We have increased the former budget by $161 million with a commitment to see 1,000 more RCMP officers on the street. We announced in this budget $400 million to provinces, on a per capita basis, so they can hire more municipal officers.
At the local level, we heard the announcement by the president of the Federation of Municipalities that the budget was good for cities and communities across the country because of the infrastructure fund. This is the largest ever infrastructure fund set aside for that purpose in Canadian history. A significant portion of that will go to the province of British Columbia, which I am honoured to represent, as well as the constituency of Okanagan—Coquihalla.
People like Mayor Graham Reid in Peachland, Mayor Gregory in Summerland, the newly elected mayor of the new municipality on the west side, Mayor Neis, and the mayor of Oliver have all experienced the results already of those infrastructure dollars. I have been able to work with other planners and elected people to see infrastructure increase because of dollars that flow to vital areas like water treatment, road construction, the very basic things people look for to make their constituencies strong and give them some predictability for the future.

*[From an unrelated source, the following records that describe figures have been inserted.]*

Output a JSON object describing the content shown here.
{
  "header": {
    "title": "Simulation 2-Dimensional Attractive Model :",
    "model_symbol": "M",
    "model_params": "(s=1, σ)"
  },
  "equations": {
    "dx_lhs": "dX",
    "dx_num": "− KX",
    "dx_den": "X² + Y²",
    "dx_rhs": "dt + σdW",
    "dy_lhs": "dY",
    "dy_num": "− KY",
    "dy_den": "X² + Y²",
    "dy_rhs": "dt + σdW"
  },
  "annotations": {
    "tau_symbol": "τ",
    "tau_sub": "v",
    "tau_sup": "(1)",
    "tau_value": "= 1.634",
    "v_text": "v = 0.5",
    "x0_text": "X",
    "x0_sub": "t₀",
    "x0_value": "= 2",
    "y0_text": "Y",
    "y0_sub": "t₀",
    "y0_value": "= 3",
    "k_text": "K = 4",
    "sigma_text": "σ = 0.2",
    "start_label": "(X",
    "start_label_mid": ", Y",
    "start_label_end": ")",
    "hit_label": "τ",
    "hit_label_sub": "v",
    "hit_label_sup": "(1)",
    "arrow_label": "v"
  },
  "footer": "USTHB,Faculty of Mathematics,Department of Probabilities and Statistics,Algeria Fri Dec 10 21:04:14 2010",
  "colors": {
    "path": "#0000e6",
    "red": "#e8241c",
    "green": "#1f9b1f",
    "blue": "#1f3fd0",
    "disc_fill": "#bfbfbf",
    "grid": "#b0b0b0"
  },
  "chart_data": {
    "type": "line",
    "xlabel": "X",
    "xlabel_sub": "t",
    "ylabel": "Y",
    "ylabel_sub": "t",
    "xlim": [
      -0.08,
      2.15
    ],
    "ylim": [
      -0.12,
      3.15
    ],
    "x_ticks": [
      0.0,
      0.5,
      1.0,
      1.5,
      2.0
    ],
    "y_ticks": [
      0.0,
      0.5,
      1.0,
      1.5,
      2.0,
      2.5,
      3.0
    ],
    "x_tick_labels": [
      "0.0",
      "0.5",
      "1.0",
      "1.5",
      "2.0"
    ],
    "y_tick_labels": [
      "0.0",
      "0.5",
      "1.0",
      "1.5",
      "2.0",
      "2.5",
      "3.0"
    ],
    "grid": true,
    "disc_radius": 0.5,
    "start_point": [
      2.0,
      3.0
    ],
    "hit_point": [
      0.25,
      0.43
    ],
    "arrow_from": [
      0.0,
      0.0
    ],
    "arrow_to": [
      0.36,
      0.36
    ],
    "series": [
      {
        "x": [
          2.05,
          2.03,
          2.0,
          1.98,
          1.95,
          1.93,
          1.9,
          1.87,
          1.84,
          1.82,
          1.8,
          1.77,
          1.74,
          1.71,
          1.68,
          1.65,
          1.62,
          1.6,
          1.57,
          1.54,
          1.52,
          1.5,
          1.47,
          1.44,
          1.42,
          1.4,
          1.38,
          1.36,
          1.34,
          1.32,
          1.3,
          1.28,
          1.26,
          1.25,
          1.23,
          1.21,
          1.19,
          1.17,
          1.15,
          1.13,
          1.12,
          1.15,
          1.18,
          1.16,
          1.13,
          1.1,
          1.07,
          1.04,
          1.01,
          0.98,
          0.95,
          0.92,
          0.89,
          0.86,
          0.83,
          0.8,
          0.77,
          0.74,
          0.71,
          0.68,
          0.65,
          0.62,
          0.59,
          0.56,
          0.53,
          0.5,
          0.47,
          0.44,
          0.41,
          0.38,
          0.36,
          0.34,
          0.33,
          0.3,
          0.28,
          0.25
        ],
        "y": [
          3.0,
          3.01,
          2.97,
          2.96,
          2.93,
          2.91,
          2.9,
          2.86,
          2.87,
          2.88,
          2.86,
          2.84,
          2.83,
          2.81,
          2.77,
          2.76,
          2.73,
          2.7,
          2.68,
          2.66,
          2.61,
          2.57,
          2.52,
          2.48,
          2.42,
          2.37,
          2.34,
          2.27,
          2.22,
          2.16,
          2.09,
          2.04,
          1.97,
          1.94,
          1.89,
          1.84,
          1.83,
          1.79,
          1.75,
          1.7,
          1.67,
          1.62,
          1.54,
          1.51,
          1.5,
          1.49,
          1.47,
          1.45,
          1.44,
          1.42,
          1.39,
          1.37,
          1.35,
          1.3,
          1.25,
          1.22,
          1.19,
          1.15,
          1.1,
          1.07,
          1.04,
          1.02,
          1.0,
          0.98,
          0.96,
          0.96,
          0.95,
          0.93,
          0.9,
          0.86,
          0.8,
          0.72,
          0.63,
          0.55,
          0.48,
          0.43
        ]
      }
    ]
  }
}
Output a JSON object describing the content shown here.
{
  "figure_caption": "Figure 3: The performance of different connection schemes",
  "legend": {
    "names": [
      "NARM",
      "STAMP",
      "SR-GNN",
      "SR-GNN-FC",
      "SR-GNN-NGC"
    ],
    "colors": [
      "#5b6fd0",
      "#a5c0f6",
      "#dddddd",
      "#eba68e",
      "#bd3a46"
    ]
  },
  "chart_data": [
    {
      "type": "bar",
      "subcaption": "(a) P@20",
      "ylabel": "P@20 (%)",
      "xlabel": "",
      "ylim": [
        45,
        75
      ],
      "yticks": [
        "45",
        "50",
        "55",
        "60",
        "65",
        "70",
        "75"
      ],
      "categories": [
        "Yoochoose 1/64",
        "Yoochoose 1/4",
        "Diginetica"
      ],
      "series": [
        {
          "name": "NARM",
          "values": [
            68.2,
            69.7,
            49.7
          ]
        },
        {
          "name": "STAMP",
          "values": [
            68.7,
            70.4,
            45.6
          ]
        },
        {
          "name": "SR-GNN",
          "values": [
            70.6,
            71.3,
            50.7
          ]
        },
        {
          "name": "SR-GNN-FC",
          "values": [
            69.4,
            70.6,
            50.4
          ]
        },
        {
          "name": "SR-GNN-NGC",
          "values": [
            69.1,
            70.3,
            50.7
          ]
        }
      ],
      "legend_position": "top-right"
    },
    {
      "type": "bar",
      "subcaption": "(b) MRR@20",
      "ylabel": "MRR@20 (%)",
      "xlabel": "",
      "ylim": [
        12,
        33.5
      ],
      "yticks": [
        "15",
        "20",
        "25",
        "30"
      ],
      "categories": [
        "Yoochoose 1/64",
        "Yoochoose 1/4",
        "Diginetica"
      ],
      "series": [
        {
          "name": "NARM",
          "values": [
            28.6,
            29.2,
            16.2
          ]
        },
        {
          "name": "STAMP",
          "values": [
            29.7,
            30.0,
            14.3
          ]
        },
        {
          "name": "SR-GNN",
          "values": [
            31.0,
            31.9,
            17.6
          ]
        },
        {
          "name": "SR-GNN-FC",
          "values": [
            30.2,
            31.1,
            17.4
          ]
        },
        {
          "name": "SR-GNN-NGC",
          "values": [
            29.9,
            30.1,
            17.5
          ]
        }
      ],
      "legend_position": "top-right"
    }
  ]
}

Again, I remind members to think about the broad brush elements. We are reducing debt and taxes. I have not addressed many areas covered in the budget, but we are able to address those areas. We are able to put $1 billion into a community development trust for communities when their traditional areas of industry are hit. We can do all those things and meet the needs of students and others because we have taken a prudent approach to the fiscal management of our nation.